Rather than inviting resistance, the Four Steps generate ownership. Rather than fostering dependence, they create independent capability. Rather than strain the relationship between you and the person you're helping, the Four Steps grow and deepen your relationships.

The ability to help other people change, even when they've been stuck for years, and even when they don't believe they can, is a superpower. Up until now, this superpower has been an esoteric skill set, honed and used by some of the world's most effective coaches. In this book, I'm going to deconstruct that superpower so you can practice and master it.

Using the Four Steps, I helped one CEO of a high-tech company grow revenue from $350 million to over a billion as its stock price soared from $19 to $107. At another company, the senior team began working together, helping rather than criticizing each other, and their stock price tripled in a year. When leaders skillfully help each other—and the people around them—up their game, exceptional results follow.

When I teach the Four Steps to CEOs and their leadership teams, the positive results cascade throughout the organization, generating independently capable teams that perform at much higher levels than before. People work together better and accept more accountability. People own their mistakes and failures, set and achieve higher goals, and resist the temptation of behaviors that get in the way.

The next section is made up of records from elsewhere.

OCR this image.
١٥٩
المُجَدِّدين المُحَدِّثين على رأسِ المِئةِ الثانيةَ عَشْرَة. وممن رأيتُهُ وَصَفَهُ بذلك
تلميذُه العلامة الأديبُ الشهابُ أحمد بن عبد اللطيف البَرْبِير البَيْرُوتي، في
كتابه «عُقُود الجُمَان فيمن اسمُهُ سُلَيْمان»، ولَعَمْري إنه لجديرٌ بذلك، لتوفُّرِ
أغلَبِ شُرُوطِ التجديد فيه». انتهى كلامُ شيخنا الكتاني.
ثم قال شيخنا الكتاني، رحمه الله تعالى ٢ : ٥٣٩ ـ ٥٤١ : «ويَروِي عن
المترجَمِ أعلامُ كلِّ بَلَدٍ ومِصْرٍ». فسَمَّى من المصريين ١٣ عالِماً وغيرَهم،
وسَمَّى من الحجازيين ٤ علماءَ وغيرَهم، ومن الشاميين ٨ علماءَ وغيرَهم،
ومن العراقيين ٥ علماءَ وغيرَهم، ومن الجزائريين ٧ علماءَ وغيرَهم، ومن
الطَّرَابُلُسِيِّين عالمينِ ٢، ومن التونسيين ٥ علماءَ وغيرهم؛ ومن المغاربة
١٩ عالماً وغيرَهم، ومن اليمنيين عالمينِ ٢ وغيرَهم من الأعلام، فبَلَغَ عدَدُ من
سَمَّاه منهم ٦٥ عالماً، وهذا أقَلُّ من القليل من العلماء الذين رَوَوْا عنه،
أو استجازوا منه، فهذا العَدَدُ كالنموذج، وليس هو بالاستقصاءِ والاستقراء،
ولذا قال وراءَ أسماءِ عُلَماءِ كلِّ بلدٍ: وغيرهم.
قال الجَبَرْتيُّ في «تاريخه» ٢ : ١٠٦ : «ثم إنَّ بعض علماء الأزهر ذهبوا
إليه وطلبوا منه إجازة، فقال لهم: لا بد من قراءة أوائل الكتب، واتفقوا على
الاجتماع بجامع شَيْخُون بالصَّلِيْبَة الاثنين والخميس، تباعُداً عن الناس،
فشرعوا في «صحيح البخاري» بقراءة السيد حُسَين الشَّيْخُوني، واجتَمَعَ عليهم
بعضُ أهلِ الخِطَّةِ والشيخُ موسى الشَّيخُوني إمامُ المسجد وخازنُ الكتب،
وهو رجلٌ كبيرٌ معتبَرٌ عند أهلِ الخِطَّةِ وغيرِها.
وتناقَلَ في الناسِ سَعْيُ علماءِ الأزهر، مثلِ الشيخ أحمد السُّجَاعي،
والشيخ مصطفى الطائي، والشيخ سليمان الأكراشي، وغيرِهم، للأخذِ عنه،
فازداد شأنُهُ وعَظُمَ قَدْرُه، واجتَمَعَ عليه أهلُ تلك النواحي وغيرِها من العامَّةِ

Over years of doing this work, I discovered something wonderful: The C-suite leaders I work with reported that not only are they more effective at their jobs, and not only are their employees stepping up and becoming leaders in their own right, but their personal lives are easier and more satisfying as well. They stopped fighting with, and micromanaging, their kids. They had more empowering conversations with their spouses. And they found themselves helping others dig out of ruts that were sometimes decades in the making.

My coauthor, Howie, in addition to his work with business clients, also uses the Four Steps to help people change destructive lifelong habits and regain their health. While doctors acknowledge that lifestyle can be as powerful as drugs and surgery, most don't offer this option to patients in the belief that they won't comply. Yet Howie's clients change their lifestyles all the time. One became a competitive triathlete, losing sixty pounds in the process. Another reversed his type 2 diabetes and reduced his blood pressure meds by 75 percent through dietary changes, daily exercise, and meditation practice. A third finally got off the binge/diet/binge cycle, for the first time in her life maintaining a healthy weight free “from the impending doom of relapse.”

Let's banish the pain that comes from trying to change others in frustrated, angry ways—complaining, attacking, and manipulating them to get them to act differently. Those tactics cause tremendous damage. They don't feel good to anyone involved. And they don't work.

The Four Steps do work. And they heal relationships as people become allies instead of enemies, choosing skillful support over clumsy, destructive criticism.

Once you begin using the Four Steps, your world will feel lighter. You'll be happier. The people around you will be happier. You'll all get more done.

I wrote this book because that's the world I want to live in. A world where we build ownership, capability, and courage all around us. Where, rather than lashing out as annoyed critics, we reach out as allies. A world where we help raise people up to be the best they can be. And where they make us better people in return.

I'm grateful that you're taking the time to read this book. Thank you.